|Our home before the garden. Before I ripped out the grass.|
I'm certain that the Habitat for Humanity volunteers that first put in our yard were probably upset when they saw me shoveling grass out.
My front yard did have ugly moments, real ugly moments. I was determined to get rid of all hillsides and difficult mowing spaces. Let's face it, I'm going to age and mowing hill, is not going to continue to be easy and I don't even enjoy mowing. For me, there is no reward. If I go in my garden, pull some weeds, I can pick pretty flowers or herbs to eat. Mowing my yard knocks out the clover that I could dehydrate and make tea.
My garden is expensive. I'm not going to lie. My ground is red clay mud and the expense is necessary until it is fixed enough to plant without much effort. I'm hoping to get a wood chipper to cover some of the expense of mulch I buy.

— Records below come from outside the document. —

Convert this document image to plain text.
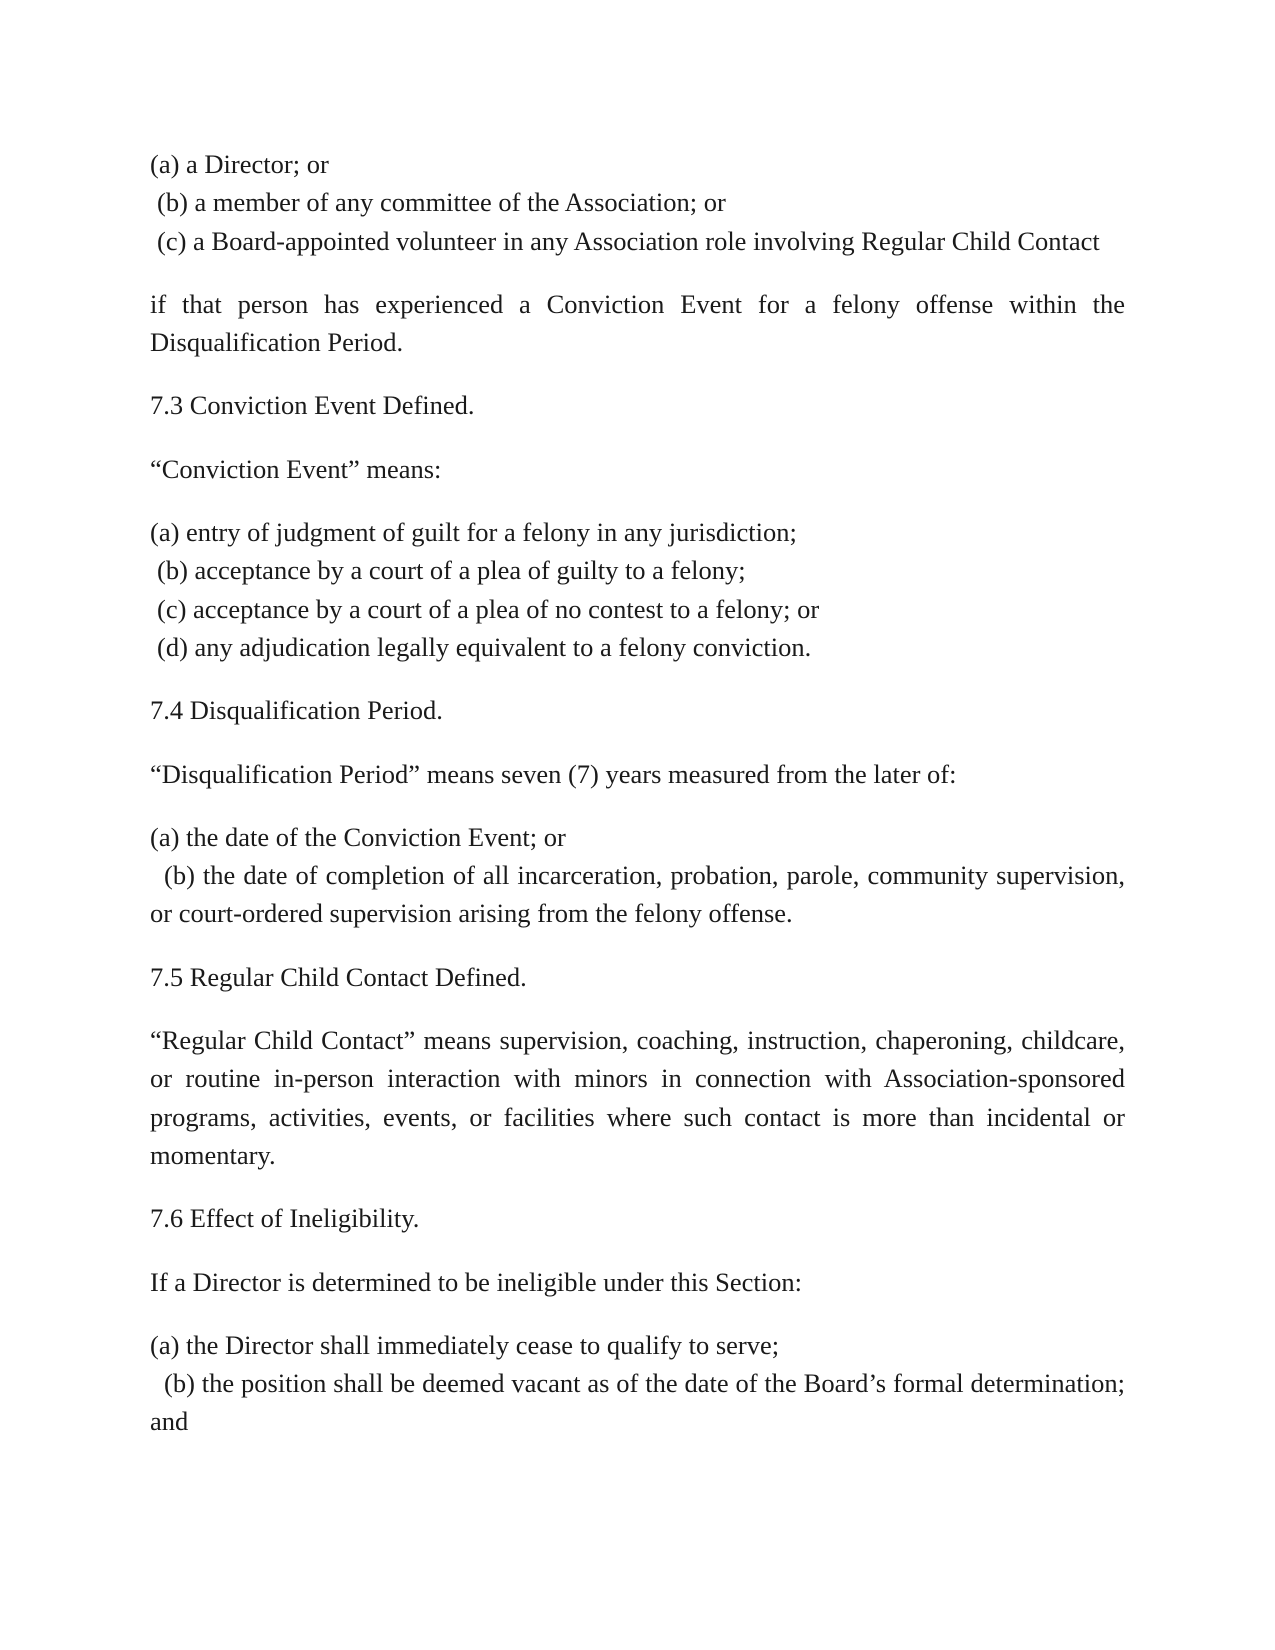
(a) a Director; or
(b) a member of any committee of the Association; or
(c) a Board-appointed volunteer in any Association role involving Regular Child Contact
if that person has experienced a Conviction Event for a felony offense within the Disqualification Period.
7.3 Conviction Event Defined.
“Conviction Event” means:
(a) entry of judgment of guilt for a felony in any jurisdiction;
(b) acceptance by a court of a plea of guilty to a felony;
(c) acceptance by a court of a plea of no contest to a felony; or
(d) any adjudication legally equivalent to a felony conviction.
7.4 Disqualification Period.
“Disqualification Period” means seven (7) years measured from the later of:
(a) the date of the Conviction Event; or
(b) the date of completion of all incarceration, probation, parole, community supervision, or court-ordered supervision arising from the felony offense.
7.5 Regular Child Contact Defined.
“Regular Child Contact” means supervision, coaching, instruction, chaperoning, childcare, or routine in-person interaction with minors in connection with Association-sponsored programs, activities, events, or facilities where such contact is more than incidental or momentary.
7.6 Effect of Ineligibility.
If a Director is determined to be ineligible under this Section:
(a) the Director shall immediately cease to qualify to serve;
(b) the position shall be deemed vacant as of the date of the Board’s formal determination; and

When I first put in the garden, people were angry. How dare I be low income and use income tax to put in the garden! What people fail to understand is this, I cannot grow food unless I use things like mulch to begin to amend the soil. I cannot grow pesticide free herbs and edible flowers unless I consider what praying mantis, bees and ladybugs like.

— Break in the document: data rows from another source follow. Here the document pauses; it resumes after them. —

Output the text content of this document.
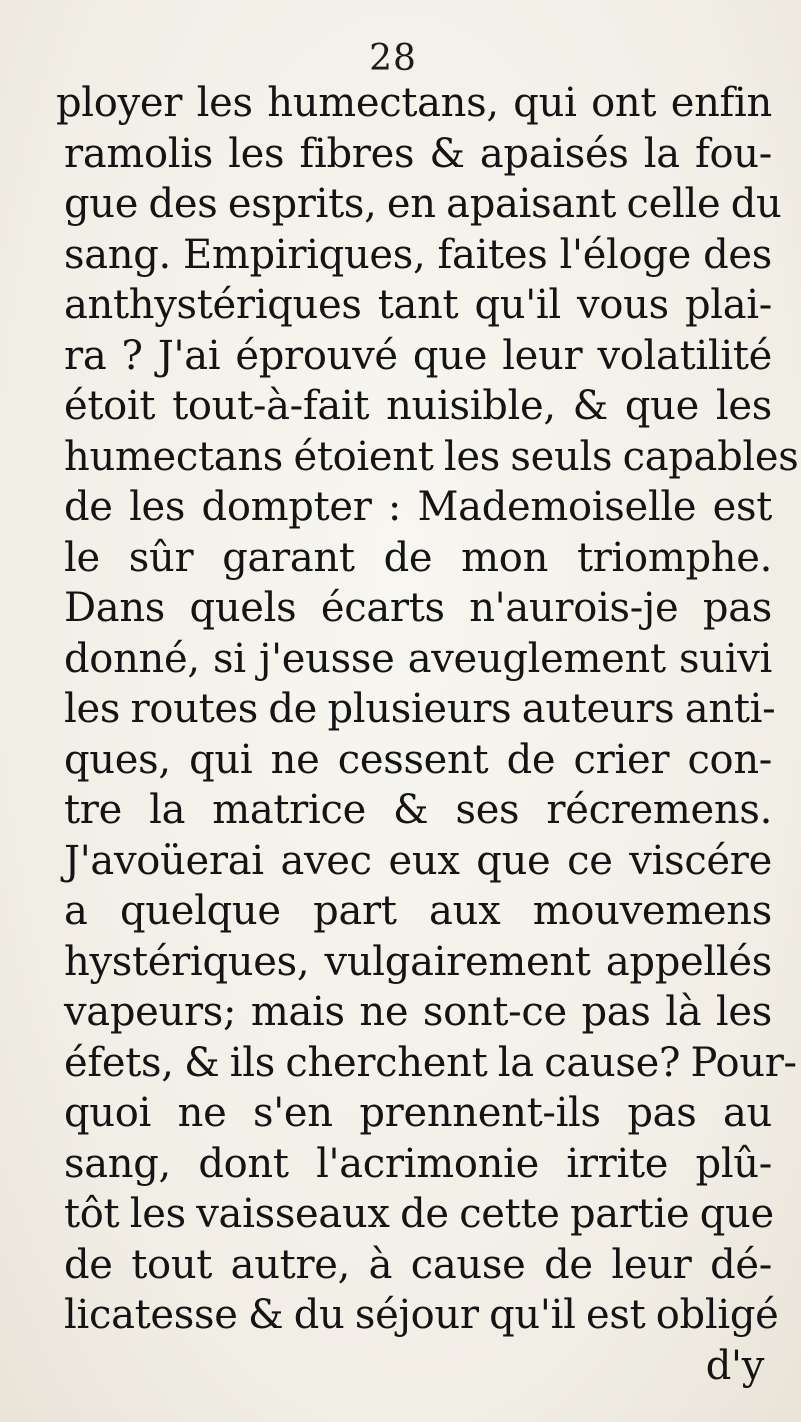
28
ployer les humectans, qui ont enfin
ramolis les fibres & apaisés la fou-
gue des esprits, en apaisant celle du
sang. Empiriques, faites l'éloge des
anthystériques tant qu'il vous plai-
ra ? J'ai éprouvé que leur volatilité
étoit tout-à-fait nuisible, & que les
humectans étoient les seuls capables
de les dompter : Mademoiselle est
le sûr garant de mon triomphe.
Dans quels écarts n'aurois-je pas
donné, si j'eusse aveuglement suivi
les routes de plusieurs auteurs anti-
ques, qui ne cessent de crier con-
tre la matrice & ses récremens.
J'avoüerai avec eux que ce viscére
a quelque part aux mouvemens
hystériques, vulgairement appellés
vapeurs; mais ne sont-ce pas là les
éfets, & ils cherchent la cause? Pour-
quoi ne s'en prennent-ils pas au
sang, dont l'acrimonie irrite plû-
tôt les vaisseaux de cette partie que
de tout autre, à cause de leur dé-
licatesse & du séjour qu'il est obligé
d'y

All children should be allowed to learn about gardens and what to do about them. They are science in action. Bugs, creepy crawlies, photosynthesis and metamorphosis all happens right here in my garden.
Math happens here too. How tall does it grow? How far apart can I plant it? How deep should the seed be?
Geography can be discussed. Plants are from different regions of the world, even fruits and veggies.
Even planetary science can be covered! Some people plant in accordance with the moon and planetary alignment.